«Все мои слезы, Олух, уже выплаканы – не осталось ни слезинки, так что не беспокойся… возможно, к тому времени наберутся новые, если изволишь загнуться, теперь-то уж, к сожалению, без туфты… я ведь помню, как ты не раз повторял премилую шуточку Каина: нашему брату к смерти не привыкать».
«Это шутка Михал Адамыча… можно по-дружески чмокну тебя в щеку?»
«Конечно, чмокай, хоть двадцать раз, но сначала сними одну штанину: пес так и рвется к коленке – пусть врачует… вот кого надо показывать публике, а не физию Кашпировского с шарлатанской фразкой «устаноувка на добро»…
Странное опять-таки дело, чмокнув Марусю в обе щечки, я не обнаружил в себе ни тягостных мыслей, ни безумной всполошенности, ни ужаса, подавляющего в человеке, как это бывает, все остальные чувства после удара рока промеж глаз… я даже предложил ей шутливую гипотезу насчет малопонятного происхождения пренебрежительного словечка «чмо» от милейшего глагола «чмокнуть» – откуда ж еще ему взяться?..

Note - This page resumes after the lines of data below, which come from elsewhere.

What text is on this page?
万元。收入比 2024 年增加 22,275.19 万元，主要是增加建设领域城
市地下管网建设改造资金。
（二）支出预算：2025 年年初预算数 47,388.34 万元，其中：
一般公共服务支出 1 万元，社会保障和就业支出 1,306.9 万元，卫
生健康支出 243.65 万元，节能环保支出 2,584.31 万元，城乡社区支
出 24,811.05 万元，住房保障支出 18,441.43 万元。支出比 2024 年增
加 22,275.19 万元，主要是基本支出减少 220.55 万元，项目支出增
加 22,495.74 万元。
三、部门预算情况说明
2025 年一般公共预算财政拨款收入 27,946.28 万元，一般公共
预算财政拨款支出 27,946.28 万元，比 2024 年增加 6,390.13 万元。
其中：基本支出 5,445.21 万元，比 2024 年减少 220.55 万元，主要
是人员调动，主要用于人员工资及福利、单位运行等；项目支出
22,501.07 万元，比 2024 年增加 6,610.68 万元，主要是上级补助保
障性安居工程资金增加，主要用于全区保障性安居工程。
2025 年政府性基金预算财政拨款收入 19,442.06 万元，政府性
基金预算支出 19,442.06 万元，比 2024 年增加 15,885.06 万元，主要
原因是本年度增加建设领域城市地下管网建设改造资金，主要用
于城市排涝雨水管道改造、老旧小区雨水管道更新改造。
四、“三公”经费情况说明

Что бы там ни говорили, но, вероятно, даже самая страшная определенность кажется психике человека, вконец изведенного страхами и тревогами, легче неизвестности, над ним нависшей и ногтем его, ногтем, как вшу, брезгливо давящей; не исключал я и того, что хотелось продемонстрировать перед Марусей, свидетельницей беды моей проклятой, некий душок железного душевного веселья в самый зловещий из моментов всей жизни.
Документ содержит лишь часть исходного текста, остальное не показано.